С утра до вечера мелькал он то тут, то там в своем синем монгольском халате с прицепленными на плечах генеральскими погонами и белым «Георгием» на груди.

Его автомобиль можно было встретить, казалось, везде. И как итог – пополнились те ящики в обозе, которыми распоряжался лично доверенный барона – Фердинанд Оссендовский.

Даже не серебро, а исключительно золото, алмазы, да прочие драгоценные камни шли в казну диктатора, принявшего к тому времени новую религию – буддистскую.

– Станем, господин пан, с тобой еще Европой заправлять, как разбудим от спячки этих вот потомков великого Чингисхана, – любил говорить знаток «монгольского сафари», теперь и носитель титула Сына Неба.

О чем вовсе не забыл его друг по кочевной жизни.

– Вот и доуправлялись, – стекла слеза по щеке, ставшего совсем дряхлым стариком, Оссендовского, – сам пришел ко мне покойником, да и я недалек до того.

Нахлынувшие воспоминания снова и снова возвращали его в прошлое.

Помнит он до мелочей, как пришли сведения о походе на них сибирской народной революционной армий во главе с Блюхером.

Вместе с тревожным известием тогда наступила настоящая паника – побежали в рассыпную слабые духом.

Помнит Оссендовский и то, как решился Унгерн на бой с красными.

Правда, накануне направо – налево казнил предателей. Давил их как крыс, бегущих с тонущего корабля.

Ну а самой развязки Фердинанд не застал.

Был уже далеко от тех мест, где в последний раз испытал Унгерн свою судьбу на поле брани.

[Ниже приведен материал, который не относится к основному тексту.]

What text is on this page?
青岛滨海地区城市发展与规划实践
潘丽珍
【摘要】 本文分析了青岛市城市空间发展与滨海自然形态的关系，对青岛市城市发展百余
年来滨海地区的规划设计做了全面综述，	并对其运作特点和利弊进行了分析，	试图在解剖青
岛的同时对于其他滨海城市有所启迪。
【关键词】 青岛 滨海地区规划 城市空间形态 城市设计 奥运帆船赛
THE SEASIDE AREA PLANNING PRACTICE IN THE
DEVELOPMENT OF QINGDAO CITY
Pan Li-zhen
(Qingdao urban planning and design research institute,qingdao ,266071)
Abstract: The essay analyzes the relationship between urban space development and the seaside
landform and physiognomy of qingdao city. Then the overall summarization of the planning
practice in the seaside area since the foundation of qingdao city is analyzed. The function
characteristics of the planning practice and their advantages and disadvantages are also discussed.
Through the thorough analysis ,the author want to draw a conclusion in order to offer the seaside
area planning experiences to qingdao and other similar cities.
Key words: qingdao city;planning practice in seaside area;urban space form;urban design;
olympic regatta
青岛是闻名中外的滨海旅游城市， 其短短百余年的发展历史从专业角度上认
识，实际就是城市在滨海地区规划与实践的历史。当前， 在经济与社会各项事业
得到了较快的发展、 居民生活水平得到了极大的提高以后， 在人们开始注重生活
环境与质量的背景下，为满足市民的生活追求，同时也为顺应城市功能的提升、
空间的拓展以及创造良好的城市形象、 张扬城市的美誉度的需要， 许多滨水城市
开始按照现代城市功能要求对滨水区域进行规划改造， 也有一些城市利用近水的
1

А до этого заставил привезти в свою юрту древнюю старуху-гадалку, знаменитую на всю здешнюю округу. Строго глянул в ее полумонгольские-полуцыганские плутовские, несмотря на возраст, глаза:

– Гадай, бабка. Говори всю правду.

А у самого словно бушевал пожар во взгляде. Так и пылал от возбуждения высокий генеральский лоб. Топорщились, словно у молодого, как пики – рыжие усы.

Правда, кое-что напоминало о всех прожитых в последние годы передрягах и волнениях. Не остались они обойденными стороной. Теперь был барон уже не таким, как прежде.

Выглядел совсем худым, ни дать, ни взять – как покойник.

Одно и оставалось – лишь, высохшая кожа да кости.

И все же, еще как будто черт в нем сидел – так и перла энергия через край.

Явно, опасаясь возможной и страшной расправы, усердно гадала генералу старуха.

Ведала:

– Если словчит, не пожалеет ее диктатор, не задумываясь, срубит голову шашкой, чей эфес золотом горит на поясе голубого расшитого халата.

Жутко было глядеть, как прорицала, билась в судорогах и жгла на углях птичьи кости И все выходило, что отвернулось счастье от барона.

– Вот где судьба! – разошелся, услышав предсказание, Унгерн. – Но смерть меня и так всю жизнь преследует. Видать, не жить больше. Только я и этого не боюсь.

Щедро наградил старуху.

С Оссендовским же долго после этого секретничал барон.

Все обсказывал:

– Куда везти поляку «золотой обоз». Где спрятать до лучших: времен, чтобы, когда понадобится, обеспечить средствами вновь возродившийся, основанный им буддийский военный орден.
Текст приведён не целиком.